1. Field of the Invention
This invention relates to a device for taking a sample of molten metal for making a determination of the amount of hydrogen therein and an apparatus for the determination of the amount of hydrogen in molten metal.
2. Description of the Prior Art
In order to produce steel or aluminum having good mechanical properties, it is essential to reduce the quantity of hydrogen in the molten metal as far as possible. The determination of the amount of hydrogen in molten metal has conventionally been carried out by taking a sample in a quartz tube directly from the molten metal or with the aid of a spoon, quenching it with water, cutting the solidified sample to an appropriate size immediately or after storing the sample in dry ice or liquid nitrogen, polishing the surface, and analyzing the sample by a method which includes melting in an inert gas, gas chromatographic separation and thermal conductivity determination. A method including vacuum heating and constant volume pressure measurement is also employed for hydrogen determination.
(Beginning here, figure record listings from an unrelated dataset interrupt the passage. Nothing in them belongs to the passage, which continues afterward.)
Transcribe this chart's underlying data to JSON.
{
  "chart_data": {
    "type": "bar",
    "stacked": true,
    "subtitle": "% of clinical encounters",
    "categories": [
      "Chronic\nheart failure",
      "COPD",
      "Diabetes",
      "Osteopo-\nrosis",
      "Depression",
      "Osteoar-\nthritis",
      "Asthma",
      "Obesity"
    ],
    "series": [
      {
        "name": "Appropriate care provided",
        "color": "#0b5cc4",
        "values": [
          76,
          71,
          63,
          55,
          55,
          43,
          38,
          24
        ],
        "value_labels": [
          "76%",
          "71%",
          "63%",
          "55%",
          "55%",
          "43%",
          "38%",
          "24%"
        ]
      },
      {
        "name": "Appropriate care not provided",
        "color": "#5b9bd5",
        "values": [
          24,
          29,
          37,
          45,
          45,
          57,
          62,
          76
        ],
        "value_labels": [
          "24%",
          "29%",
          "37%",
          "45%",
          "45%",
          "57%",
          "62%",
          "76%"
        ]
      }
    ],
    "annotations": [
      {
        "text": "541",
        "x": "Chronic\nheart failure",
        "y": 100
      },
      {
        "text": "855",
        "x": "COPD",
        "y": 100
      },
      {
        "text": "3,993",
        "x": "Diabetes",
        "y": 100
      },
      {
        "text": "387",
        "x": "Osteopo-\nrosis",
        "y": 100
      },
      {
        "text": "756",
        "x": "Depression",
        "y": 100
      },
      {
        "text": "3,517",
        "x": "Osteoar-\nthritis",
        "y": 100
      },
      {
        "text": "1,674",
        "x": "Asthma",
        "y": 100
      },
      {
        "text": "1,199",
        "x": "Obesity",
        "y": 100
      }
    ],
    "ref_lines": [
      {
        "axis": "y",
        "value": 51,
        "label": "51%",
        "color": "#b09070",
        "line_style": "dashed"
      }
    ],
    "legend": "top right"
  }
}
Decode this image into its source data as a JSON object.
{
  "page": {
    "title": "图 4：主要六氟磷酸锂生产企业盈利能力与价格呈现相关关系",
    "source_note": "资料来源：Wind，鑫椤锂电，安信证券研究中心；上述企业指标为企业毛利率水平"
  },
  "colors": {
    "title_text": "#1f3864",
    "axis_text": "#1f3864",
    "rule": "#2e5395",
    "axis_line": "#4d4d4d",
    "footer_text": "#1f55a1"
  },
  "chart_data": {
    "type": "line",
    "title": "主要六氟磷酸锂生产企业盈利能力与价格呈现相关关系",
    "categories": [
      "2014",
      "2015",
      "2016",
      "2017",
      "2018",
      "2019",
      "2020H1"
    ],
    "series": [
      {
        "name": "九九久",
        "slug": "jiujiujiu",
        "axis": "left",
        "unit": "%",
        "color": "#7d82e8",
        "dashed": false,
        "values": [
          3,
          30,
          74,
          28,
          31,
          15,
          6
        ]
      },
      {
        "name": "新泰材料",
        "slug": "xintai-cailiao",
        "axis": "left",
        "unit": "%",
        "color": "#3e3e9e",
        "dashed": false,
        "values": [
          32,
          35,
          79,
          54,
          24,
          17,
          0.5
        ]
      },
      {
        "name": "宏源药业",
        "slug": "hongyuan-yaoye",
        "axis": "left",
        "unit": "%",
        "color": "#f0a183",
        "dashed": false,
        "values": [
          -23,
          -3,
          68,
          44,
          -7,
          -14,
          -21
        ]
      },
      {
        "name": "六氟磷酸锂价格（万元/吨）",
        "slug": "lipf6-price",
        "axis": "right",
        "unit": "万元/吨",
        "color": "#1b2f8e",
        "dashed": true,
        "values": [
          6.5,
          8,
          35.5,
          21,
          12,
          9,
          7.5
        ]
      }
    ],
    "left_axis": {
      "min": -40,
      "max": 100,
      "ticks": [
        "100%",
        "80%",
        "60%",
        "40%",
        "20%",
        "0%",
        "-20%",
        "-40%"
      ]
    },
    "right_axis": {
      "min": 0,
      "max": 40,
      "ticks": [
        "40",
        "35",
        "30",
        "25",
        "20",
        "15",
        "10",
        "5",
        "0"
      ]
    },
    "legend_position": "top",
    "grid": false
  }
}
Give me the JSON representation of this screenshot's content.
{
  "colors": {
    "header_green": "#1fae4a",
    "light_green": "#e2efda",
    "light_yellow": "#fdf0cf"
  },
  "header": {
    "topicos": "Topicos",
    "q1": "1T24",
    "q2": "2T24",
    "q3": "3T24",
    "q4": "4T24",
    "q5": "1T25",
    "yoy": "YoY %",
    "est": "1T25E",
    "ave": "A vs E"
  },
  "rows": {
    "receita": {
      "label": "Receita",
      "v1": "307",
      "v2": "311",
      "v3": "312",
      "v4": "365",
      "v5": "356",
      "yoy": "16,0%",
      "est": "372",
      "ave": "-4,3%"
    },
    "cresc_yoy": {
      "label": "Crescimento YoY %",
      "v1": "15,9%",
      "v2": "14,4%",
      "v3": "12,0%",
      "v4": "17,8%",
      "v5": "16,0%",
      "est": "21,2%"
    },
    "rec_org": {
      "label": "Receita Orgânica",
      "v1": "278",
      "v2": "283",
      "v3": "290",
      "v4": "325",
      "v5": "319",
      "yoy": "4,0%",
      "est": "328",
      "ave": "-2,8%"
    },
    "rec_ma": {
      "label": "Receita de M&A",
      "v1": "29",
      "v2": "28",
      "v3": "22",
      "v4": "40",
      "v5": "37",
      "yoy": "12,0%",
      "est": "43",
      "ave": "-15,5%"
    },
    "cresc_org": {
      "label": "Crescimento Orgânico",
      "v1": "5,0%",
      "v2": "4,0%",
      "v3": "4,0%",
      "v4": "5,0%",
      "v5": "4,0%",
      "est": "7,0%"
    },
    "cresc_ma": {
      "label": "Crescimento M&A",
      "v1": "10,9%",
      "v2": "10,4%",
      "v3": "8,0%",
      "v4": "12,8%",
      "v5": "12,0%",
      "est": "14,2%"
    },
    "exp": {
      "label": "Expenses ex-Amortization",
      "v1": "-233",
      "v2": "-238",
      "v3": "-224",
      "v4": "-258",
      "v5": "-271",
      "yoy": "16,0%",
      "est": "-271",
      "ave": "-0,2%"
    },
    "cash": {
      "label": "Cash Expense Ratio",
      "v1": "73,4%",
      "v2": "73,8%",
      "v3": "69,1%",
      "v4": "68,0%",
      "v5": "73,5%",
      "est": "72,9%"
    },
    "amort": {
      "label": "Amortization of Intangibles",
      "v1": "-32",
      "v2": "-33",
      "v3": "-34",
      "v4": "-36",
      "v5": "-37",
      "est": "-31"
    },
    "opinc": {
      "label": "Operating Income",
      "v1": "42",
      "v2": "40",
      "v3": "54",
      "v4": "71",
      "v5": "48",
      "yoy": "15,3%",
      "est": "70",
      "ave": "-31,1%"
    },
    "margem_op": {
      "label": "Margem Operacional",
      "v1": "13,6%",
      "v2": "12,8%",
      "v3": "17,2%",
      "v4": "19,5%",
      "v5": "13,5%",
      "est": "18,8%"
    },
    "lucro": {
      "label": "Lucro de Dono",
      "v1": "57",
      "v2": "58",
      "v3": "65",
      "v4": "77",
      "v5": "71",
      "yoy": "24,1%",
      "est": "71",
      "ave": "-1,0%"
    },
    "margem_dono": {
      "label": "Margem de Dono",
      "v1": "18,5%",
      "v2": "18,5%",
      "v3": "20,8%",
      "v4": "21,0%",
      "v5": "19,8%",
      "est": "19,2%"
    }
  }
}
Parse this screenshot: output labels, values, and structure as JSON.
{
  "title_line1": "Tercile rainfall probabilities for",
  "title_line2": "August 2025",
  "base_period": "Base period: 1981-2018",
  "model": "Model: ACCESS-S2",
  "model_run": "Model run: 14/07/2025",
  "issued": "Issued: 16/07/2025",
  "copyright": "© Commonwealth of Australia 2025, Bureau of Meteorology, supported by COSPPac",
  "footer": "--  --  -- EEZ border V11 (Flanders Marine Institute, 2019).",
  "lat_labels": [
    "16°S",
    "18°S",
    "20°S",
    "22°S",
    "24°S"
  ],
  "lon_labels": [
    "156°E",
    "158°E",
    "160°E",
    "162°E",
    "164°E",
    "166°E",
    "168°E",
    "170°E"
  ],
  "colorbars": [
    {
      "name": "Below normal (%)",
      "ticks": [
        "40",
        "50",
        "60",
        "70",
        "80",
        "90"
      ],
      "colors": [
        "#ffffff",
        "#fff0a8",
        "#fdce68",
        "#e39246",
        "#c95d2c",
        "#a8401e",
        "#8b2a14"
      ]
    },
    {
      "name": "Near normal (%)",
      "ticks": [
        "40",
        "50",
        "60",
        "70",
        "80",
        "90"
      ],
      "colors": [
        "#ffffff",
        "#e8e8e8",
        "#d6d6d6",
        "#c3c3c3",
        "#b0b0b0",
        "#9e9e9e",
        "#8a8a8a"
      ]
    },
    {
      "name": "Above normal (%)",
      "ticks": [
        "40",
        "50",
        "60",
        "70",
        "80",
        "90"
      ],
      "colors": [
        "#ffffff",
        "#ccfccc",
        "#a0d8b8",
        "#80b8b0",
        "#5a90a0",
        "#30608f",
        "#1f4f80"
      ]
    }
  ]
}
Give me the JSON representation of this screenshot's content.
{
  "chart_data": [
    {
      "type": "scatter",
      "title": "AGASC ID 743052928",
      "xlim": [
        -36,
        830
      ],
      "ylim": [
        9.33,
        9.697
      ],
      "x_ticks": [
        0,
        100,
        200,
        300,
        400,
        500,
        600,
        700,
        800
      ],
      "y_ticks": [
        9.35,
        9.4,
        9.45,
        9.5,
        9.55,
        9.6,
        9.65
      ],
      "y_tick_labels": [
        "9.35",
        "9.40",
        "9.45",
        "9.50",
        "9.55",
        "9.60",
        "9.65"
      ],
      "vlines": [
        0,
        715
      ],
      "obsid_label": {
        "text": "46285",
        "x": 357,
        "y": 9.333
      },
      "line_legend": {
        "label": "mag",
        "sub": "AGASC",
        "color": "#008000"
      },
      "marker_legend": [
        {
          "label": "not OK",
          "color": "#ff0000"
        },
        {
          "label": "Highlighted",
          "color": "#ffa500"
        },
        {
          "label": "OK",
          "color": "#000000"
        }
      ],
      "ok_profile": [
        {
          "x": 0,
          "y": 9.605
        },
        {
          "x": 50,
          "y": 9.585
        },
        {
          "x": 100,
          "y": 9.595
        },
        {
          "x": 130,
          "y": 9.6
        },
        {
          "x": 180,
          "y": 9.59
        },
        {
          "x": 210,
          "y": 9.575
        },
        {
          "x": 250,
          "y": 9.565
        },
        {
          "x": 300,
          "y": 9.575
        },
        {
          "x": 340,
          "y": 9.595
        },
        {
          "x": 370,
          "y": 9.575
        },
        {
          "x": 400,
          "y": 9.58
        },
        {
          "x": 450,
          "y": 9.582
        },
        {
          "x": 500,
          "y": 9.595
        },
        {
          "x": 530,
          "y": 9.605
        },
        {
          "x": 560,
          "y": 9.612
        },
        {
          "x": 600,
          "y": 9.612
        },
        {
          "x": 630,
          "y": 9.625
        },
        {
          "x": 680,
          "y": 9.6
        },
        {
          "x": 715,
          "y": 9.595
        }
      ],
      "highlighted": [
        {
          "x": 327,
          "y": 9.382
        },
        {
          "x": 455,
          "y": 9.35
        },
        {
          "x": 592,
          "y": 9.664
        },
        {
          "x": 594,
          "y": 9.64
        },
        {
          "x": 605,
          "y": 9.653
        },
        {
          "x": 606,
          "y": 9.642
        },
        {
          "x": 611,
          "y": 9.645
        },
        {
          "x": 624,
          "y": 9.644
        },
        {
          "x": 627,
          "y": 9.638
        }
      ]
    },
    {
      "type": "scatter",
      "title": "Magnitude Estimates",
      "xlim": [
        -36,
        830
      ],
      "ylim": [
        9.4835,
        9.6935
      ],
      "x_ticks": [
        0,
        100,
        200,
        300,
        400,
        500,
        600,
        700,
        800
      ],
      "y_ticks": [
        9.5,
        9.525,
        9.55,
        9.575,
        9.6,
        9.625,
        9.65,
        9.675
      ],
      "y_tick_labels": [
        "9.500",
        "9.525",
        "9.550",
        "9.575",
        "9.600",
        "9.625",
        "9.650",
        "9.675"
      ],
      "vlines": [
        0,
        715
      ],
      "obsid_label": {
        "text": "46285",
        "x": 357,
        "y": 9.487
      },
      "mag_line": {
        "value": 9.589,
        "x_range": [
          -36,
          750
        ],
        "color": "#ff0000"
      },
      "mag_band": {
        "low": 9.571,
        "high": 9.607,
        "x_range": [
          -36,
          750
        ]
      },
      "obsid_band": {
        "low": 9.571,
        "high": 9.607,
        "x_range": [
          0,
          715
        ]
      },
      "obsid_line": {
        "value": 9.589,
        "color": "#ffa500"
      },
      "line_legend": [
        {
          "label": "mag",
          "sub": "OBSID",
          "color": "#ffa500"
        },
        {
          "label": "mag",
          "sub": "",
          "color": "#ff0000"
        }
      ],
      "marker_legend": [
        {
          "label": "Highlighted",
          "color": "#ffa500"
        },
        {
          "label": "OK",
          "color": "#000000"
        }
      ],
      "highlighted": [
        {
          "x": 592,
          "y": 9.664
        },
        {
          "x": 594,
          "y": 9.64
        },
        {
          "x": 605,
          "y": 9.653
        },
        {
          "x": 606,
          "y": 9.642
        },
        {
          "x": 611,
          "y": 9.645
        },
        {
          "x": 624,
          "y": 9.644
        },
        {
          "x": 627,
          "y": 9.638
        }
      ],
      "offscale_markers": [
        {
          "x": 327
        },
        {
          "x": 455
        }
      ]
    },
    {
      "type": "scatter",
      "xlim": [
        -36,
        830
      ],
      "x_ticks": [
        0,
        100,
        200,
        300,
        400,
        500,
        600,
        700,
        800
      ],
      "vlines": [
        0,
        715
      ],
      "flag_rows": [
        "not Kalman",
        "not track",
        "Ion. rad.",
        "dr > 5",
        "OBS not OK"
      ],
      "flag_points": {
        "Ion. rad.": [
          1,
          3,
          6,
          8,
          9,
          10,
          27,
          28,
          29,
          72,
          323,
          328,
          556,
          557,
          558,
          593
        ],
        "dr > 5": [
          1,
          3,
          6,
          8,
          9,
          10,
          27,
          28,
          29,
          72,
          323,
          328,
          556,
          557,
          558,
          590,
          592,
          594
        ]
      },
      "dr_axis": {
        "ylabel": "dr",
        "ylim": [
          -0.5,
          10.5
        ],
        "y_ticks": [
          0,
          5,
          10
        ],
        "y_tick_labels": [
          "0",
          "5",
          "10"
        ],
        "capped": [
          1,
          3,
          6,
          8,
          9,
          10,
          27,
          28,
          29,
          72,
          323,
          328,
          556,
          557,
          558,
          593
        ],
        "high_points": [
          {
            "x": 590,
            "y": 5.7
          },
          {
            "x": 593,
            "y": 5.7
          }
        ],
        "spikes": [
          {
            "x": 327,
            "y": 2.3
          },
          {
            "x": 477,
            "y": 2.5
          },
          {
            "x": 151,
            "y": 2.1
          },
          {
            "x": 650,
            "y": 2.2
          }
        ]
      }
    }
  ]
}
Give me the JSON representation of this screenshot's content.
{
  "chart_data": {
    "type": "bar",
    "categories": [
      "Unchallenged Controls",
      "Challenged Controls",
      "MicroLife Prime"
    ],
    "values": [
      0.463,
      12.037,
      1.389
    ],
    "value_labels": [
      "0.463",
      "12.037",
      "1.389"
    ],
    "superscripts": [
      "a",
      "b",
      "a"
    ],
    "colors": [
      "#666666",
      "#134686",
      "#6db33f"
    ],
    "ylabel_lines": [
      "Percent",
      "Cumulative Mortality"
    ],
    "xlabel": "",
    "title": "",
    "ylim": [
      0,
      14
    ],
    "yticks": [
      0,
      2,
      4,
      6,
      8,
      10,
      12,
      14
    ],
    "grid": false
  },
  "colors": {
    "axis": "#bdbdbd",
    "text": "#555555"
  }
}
It has, however, been difficult for a number of reasons to conduct an accurate determination of the amount of hydrogen in molten metal. In the first place, the solubility of hydrogen is greatly lowered with the solidification of the molten metal, as shown in FIG. 1 showing by way of example solubility in iron. A large quantity of hydrogen is lost into the ambient air during the solidification of the molten metal, and makes impossible the proper determination of the amount of hydrogen in the molten metal. In the second place, the loss of hydrogen also takes place during the cutting or polishing of the solidified sample, since it is supersaturated with hydrogen at an ambient temperature.
A number of proposals have been made to solve those problems. The first proposal has been to use a vacuum quartz sampling tube containing a stainless steel cylinder having a small wall thickness such that the hydrogen which is released from the molten metal during its solidification is absorbed by the stainless steel in which hydrogen is highly soluble, and then the solidified metal and the stainless steel cylinder are cut together to form a sample (Narita et al., IRON AND STEEL, 65, 1979, 1620). This method has, however, a serious disadvantage. A very small clearance is very likely to be formed between the solidified metal and the stainless steel cylinder, and traps water when the sample is cooled with water. This water is decomposed when the sample is melted for analysis, and the resulting hydrogen causes an error in the determination of the amount of hydrogen in the molten metal. This error is aggravated unless the stainless steel cylinder is completely dehydrogenated previously.
The second proposal relates to a sampler which comprises a hollow body formed by a thin metal wall 1 and caps 3 and a sampling mold 3 contained therein, as shown in Japanese Patent Publication No. 45157/1978. The hollow body is hermetically closed and defines a vacuum chamber 2-1 therein. The cap 2-1 is immersed in molten metal and a sample of the molten metal is drawn into the mold. The sampler is cooled so that hydrogen is released from the molten metal and collected in the vacuum chamber. The greater part of the sampler remote from the cap is placed in a vessel connected to a gas analyzer, and the inlet of the vessel is closed. The wall is pierced to release hydrogen from the vacuum chamber to the analyzer. If the entire sampler is placed in the closed vessel and its wall is pierced with a hole, a part of the hydrogen released from the metal on the suction end of the sampler will also enter the analyzer and give rise to an error in the determination of the amount of hydrogen. This method has the advantage of avoiding the loss of hydrogen which would otherwise occur during the solidification of the sample, or during its cutting or polishing which is no longer necessary. The method has, however, a number of disadvantages, too, as will hereinafter be pointed out:
(1) The sampler is covered by a heat-insulating material which prevents the melting of the thin metal wall 1 when it is immersed in molten metal. The heat-insulating material contains an organic binder. When the sampler is immersed in molten metal, the binder burns and causes the molten metal to boil and draw air thereinto. A part of the heat-insulating material is melted to form slag which increases the quantities of C, H, O, Si and inclusions in the molten metal. These problems make it impossible to use the sampler in a tundish or a mold immediately prior to continuous casting, and make it possible to use the sampler only at an earlier stage.
(2) If the heat-insulating material is removed, it is impossible to avoid the adhesion of molten metal to the outer periphery of the wall and the cap 2-1, even if the sampler is immersed in molten metal for only a short period of time which does not cause any melting of the wall. The metal adhering to the sampler makes it very difficult to achieve a satisfactory seal between the sampler and the vessel and makes any accurate hydrogen determination practically impossible.
(3) A rubber O-ring is usually used to provide a seal between the vessel and the sampler. After a predetermined amount of molten metal has been drawn into the sampler, it is cooled with water so that the O-ring will not be burned. In the case of hydrogen analysis in steel, about 5 to 10% of hydrogen remains in the steel in the mold without being released into the vacuum chamber. Therefore, it is necessary to cut the mold and determine the remaining hydrogen by a hot extraction hydrogen analyzer after determining the amount of hydrogen in the vacuum chamber, and make a total of the two values obtained. This is a serious obstacle to quick analysis.